Lui Chi Shing John

Professor Lui Chi Shing John

Professor John Lui is a computer scientist who uses a cross-disciplinary approach to study the structures and principles governing networks. Prof Lui’s research topics include online social networks. In a case study of Douban, a Chinese follower network similar to Twitter, Professor Lui identifies a number of important characteristics of follower networks that facilitate information spreading. For example, relations within these networks show transitivity property – users tend to connect with friends of their friends, thus bridging any gaps in transmission and shortening information flow paths. These findings provide guidance for the design of efficient information diffusion systems. Professor Lui has also devised an algorithm to identify dishonest network users who give false recommendations to promote sales of particular items. This enables users to detect any abuse of online viral marketing. Professor Lui also looks at network security. In one of his highly cited papers, Professor Lui introduces a mechanism to counter attempts to overwhelm a server with a large volume of traffic.
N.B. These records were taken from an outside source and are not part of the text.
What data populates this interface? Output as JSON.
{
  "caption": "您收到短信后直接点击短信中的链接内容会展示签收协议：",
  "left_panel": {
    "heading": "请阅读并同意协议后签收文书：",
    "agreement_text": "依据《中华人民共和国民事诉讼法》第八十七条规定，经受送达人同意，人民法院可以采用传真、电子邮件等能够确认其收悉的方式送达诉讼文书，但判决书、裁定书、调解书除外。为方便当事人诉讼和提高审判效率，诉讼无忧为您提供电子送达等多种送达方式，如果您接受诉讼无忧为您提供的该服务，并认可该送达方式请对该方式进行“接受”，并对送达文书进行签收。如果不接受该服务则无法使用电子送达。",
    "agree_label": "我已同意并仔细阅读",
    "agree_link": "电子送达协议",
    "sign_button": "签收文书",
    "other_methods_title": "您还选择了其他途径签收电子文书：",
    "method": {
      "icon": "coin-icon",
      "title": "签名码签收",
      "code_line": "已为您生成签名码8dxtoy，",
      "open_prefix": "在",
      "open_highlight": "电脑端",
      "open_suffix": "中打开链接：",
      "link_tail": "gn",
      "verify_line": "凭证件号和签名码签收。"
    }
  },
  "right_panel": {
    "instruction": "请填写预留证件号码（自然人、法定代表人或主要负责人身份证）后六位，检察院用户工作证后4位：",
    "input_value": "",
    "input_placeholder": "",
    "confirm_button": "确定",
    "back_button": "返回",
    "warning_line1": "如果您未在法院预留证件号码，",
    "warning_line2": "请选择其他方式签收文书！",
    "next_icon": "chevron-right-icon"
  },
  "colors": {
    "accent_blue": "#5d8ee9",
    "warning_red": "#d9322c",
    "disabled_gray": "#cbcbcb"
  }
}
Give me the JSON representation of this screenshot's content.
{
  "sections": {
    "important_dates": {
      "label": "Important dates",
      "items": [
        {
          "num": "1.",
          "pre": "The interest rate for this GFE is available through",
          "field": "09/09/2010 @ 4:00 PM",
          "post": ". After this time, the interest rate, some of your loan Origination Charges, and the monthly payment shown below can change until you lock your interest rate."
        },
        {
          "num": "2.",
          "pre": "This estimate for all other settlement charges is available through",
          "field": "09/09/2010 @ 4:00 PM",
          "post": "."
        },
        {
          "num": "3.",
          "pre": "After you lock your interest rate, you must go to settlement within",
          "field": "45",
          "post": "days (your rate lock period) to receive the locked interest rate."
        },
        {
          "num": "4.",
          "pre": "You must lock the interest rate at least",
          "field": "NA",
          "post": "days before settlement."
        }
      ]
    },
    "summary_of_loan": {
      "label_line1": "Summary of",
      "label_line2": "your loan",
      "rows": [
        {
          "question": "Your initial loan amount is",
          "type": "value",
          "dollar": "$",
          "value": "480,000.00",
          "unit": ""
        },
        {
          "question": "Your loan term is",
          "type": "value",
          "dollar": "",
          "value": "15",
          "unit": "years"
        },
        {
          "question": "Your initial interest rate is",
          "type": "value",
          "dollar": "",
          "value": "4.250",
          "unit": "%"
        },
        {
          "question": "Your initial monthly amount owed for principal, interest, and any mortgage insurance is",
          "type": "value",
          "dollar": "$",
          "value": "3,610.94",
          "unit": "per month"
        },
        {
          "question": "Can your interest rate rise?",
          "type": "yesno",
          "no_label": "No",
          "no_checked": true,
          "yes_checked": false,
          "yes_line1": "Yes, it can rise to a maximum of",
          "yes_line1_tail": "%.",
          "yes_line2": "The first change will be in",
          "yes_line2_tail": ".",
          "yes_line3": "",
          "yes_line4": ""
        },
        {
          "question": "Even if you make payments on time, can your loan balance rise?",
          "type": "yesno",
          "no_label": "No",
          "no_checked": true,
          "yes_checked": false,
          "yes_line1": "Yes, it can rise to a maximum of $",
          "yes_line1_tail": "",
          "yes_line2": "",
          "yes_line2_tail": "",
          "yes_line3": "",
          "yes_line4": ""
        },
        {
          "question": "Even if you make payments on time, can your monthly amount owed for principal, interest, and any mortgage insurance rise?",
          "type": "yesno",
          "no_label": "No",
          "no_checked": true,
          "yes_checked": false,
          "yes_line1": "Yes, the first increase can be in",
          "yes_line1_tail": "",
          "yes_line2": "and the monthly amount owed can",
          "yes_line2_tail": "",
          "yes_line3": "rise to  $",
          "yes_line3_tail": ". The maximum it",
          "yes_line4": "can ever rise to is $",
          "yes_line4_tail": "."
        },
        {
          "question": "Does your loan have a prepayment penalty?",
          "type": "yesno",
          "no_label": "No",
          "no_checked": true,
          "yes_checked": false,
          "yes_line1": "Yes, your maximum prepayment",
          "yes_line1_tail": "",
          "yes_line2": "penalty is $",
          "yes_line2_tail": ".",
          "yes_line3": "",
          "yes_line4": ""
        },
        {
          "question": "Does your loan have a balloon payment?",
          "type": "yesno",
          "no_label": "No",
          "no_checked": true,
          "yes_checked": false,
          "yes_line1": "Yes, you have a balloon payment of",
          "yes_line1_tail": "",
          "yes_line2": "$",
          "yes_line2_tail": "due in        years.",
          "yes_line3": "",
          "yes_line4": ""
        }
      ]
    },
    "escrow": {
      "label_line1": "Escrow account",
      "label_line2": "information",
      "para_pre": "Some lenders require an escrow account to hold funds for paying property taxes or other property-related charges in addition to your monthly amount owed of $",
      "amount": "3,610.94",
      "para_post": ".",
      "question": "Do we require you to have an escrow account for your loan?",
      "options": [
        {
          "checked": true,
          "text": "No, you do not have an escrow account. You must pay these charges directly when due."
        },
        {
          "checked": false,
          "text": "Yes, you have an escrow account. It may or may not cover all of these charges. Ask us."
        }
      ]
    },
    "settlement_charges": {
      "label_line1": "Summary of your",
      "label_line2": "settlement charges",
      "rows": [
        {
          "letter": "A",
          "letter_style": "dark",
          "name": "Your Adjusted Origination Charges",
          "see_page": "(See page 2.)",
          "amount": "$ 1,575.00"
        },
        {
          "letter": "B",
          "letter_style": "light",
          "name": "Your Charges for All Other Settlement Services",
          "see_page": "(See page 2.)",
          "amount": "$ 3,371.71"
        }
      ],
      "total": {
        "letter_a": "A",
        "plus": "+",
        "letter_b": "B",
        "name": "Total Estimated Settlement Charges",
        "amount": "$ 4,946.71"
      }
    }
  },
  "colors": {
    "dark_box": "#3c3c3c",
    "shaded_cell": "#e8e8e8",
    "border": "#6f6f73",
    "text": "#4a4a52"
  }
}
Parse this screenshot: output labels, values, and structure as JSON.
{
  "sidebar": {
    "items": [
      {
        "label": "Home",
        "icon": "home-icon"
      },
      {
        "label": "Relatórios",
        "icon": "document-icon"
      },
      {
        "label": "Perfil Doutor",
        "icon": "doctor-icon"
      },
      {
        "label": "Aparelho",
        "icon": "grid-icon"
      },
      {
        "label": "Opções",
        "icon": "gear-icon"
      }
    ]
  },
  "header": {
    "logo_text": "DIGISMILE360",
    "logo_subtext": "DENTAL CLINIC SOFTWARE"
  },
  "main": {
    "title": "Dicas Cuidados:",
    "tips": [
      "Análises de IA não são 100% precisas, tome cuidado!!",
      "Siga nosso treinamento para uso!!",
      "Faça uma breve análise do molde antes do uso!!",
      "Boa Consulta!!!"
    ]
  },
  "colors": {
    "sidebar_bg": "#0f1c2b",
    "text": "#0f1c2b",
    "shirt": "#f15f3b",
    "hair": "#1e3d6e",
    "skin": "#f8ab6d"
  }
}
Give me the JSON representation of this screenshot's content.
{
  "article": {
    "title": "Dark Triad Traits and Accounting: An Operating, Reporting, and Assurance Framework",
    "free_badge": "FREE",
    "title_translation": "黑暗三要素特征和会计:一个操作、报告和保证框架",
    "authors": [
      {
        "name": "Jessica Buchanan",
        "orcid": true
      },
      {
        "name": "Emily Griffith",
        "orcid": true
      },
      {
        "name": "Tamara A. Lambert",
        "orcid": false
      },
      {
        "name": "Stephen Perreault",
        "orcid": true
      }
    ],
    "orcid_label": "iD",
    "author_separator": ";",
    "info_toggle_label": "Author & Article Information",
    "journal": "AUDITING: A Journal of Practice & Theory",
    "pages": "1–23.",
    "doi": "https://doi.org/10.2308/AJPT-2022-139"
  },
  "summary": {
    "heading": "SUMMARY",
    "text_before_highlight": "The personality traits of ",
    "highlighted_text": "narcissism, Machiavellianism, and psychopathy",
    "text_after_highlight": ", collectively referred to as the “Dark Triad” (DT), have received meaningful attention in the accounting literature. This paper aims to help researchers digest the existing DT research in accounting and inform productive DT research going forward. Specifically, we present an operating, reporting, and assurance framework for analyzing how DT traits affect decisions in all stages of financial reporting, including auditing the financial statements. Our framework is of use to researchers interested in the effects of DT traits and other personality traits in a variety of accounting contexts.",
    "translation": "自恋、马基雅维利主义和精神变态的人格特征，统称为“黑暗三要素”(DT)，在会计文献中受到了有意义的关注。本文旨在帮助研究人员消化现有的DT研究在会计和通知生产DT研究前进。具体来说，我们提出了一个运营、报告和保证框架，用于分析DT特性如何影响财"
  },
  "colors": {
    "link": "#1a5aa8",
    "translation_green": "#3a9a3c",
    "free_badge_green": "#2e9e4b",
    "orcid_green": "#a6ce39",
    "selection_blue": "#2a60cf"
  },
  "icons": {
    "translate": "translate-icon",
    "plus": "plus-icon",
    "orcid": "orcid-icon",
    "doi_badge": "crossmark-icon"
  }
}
In this mechanism, a server’s capacity is allocated to users according to the max-min fairness criteria. It first offers all users a basic level of traffic rate, thus making sure that legitimate demands, which are typically small, are satisfied. Any remaining server capacity will then be evenly allocated to users with unmet demands. This ensures that the needs of legitimate users are preferentially satisfied while any malicious requests exceeding the server’s capacity are dropped, thus preventing any interruptions of services. Professor Lui intends to use his fellowship to set up collaborations with research groups overseas, and to gather network data for his research projects. Professor Lui received his PhD in computer science from the University of California, Los Angeles in 1992. He worked at the IBM Almaden Research Laboratory in California before joining the faculty of CUHK in 1994. He was appointed to a professorship in the Department of Computer Science and Engineering in 2002.